Marocain et Belge : Moncef Slaoui devient l’homme de Trump pour le vaccin contre le covid-19

A la tribune du jardin de la Maison-Blanche, l’homme fait figure d’autorité : visage dur, ton déterminé et mains solidement accrochées au pupitre. Dans son discours d’introduction à sa nouvelle mission, seul son accent le trahit. Car si le docteur Moncef Slaoui a été nommé par Donald Trump pour trouver un vaccin au covid-19, il n’est pas américain d’origine, mais belgo-marocain. La presse du royaume chérifien s’est d’ailleurs précipitée pour couvrir l’événement.

Si pour beaucoup, le nom de Moncef Slaoui ne dit rien, ce n’est pas du tout un inconnu dans le domaine de la vaccination. Actuellement membre du directoire du groupe de biotechnologies Moderna, cet immunologiste de 60 ans, formé à l’ULB, est devenu en trente ans une des figures du groupe pharmaceutique GSK. Il est même allé jusqu’à devenir numéro deux du groupe et président du département vaccins, récupérant le fauteuil de Jean Stephenne, emblématique patron de la branche. Un homme qu’il connaît bien : « C’est mon mentor, racontait-il en 2010 au Soir. J’ai beaucoup d’admiration pour lui. Je lui dois pas mal de choses.« 

Né au Maroc, formé en Belgique, résident des États-Unis

C’est justement en partie grâce à Jean Stephenne que le natif d’Agadir a pu gravir les échelons et se forger une réputation dans le monde de la vaccination, lui chez qui la vocation est née après le deuil de sa soeur, morte de la coqueluche lorsqu’ils étaient enfants au Maroc. Après le développement de vaccins dans les années 90, Moncef Slaoui se voit proposer de travailler dans le département business de l’entreprise, puis de la recherche et développement. En 2016, il était l’une des cinquante personnalités qui changent le monde du magazine « Fortune », rappelle l’Echo.

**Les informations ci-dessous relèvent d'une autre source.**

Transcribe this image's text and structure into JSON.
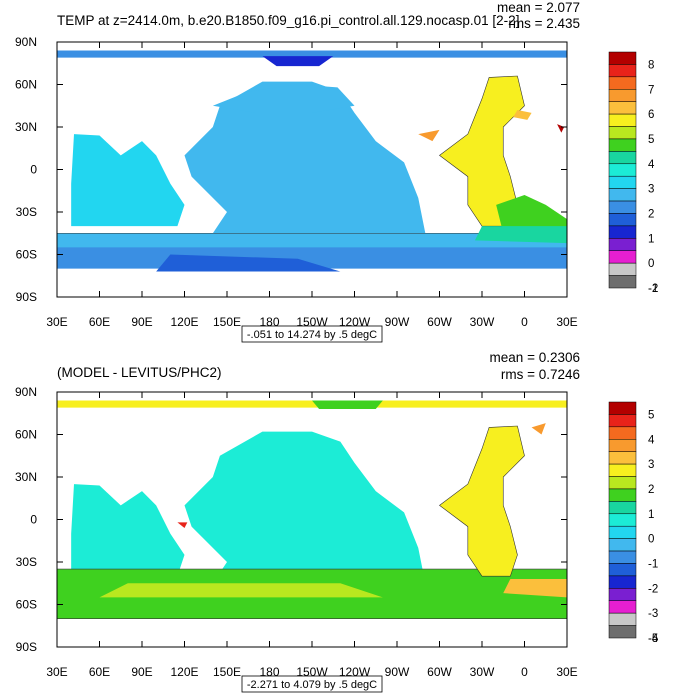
{
  "chart_data": [
    {
      "type": "heatmap",
      "title": "TEMP at z=2414.0m, b.e20.B1850.f09_g16.pi_control.all.129.nocasp.01 [2-2]",
      "stats": {
        "mean": "mean = 2.077",
        "rms": "rms = 2.435"
      },
      "range_label": "-.051 to 14.274 by .5 degC",
      "x_ticks": [
        "30E",
        "60E",
        "90E",
        "120E",
        "150E",
        "180",
        "150W",
        "120W",
        "90W",
        "60W",
        "30W",
        "0",
        "30E"
      ],
      "y_ticks": [
        "90N",
        "60N",
        "30N",
        "0",
        "30S",
        "60S",
        "90S"
      ],
      "colorbar": {
        "labels": [
          "8",
          "7",
          "6",
          "5",
          "4",
          "3",
          "2",
          "1",
          "0",
          "-1",
          "-2"
        ],
        "colors": [
          "#b30000",
          "#e8231a",
          "#f46a1f",
          "#f89a2e",
          "#fbbf3c",
          "#f7ef1f",
          "#b9e81f",
          "#3fd11f",
          "#19d6a0",
          "#1cecd6",
          "#22d6f0",
          "#41b8ee",
          "#3a8fe3",
          "#1f5fd8",
          "#1726d1",
          "#7a1fd1",
          "#e61fd1",
          "#c8c8c8",
          "#6e6e6e"
        ]
      },
      "xlim": [
        30,
        390
      ],
      "ylim": [
        -90,
        90
      ]
    },
    {
      "type": "heatmap",
      "title": "(MODEL - LEVITUS/PHC2)",
      "stats": {
        "mean": "mean = 0.2306",
        "rms": "rms = 0.7246"
      },
      "range_label": "-2.271 to 4.079 by .5 degC",
      "x_ticks": [
        "30E",
        "60E",
        "90E",
        "120E",
        "150E",
        "180",
        "150W",
        "120W",
        "90W",
        "60W",
        "30W",
        "0",
        "30E"
      ],
      "y_ticks": [
        "90N",
        "60N",
        "30N",
        "0",
        "30S",
        "60S",
        "90S"
      ],
      "colorbar": {
        "labels": [
          "5",
          "4",
          "3",
          "2",
          "1",
          "0",
          "-1",
          "-2",
          "-3",
          "-4",
          "-5"
        ],
        "colors": [
          "#b30000",
          "#e8231a",
          "#f46a1f",
          "#f89a2e",
          "#fbbf3c",
          "#f7ef1f",
          "#b9e81f",
          "#3fd11f",
          "#19d6a0",
          "#1cecd6",
          "#22d6f0",
          "#41b8ee",
          "#3a8fe3",
          "#1f5fd8",
          "#1726d1",
          "#7a1fd1",
          "#e61fd1",
          "#c8c8c8",
          "#6e6e6e"
        ]
      },
      "xlim": [
        30,
        390
      ],
      "ylim": [
        -90,
        90
      ]
    }
  ]
}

Son palmarès est remarquable : développement de vaccins contre la gastro-entérite infantile à rotavirus et contre le cancer du col de l’utérus, augmentation radicale du nombre de projets… Tout en réduisant les effectifs. « J’ai appliqué les recettes que j’avais apprises avec Jean : développer l’esprit entrepreneurial et une culture de la responsabilité, prendre des risques mais mesurés, investir dans les talents, écouter les gens qui sont au cœur des projets… », expliquait-il au Soir. Même si désormais les deux hommes se retrouvent en concurrence sur le dossier covid-19 : en avril, Jean Stephenne a été nommé président du conseil de surveillance du laboratoire allemand CureVac, qui cherche également un vaccin.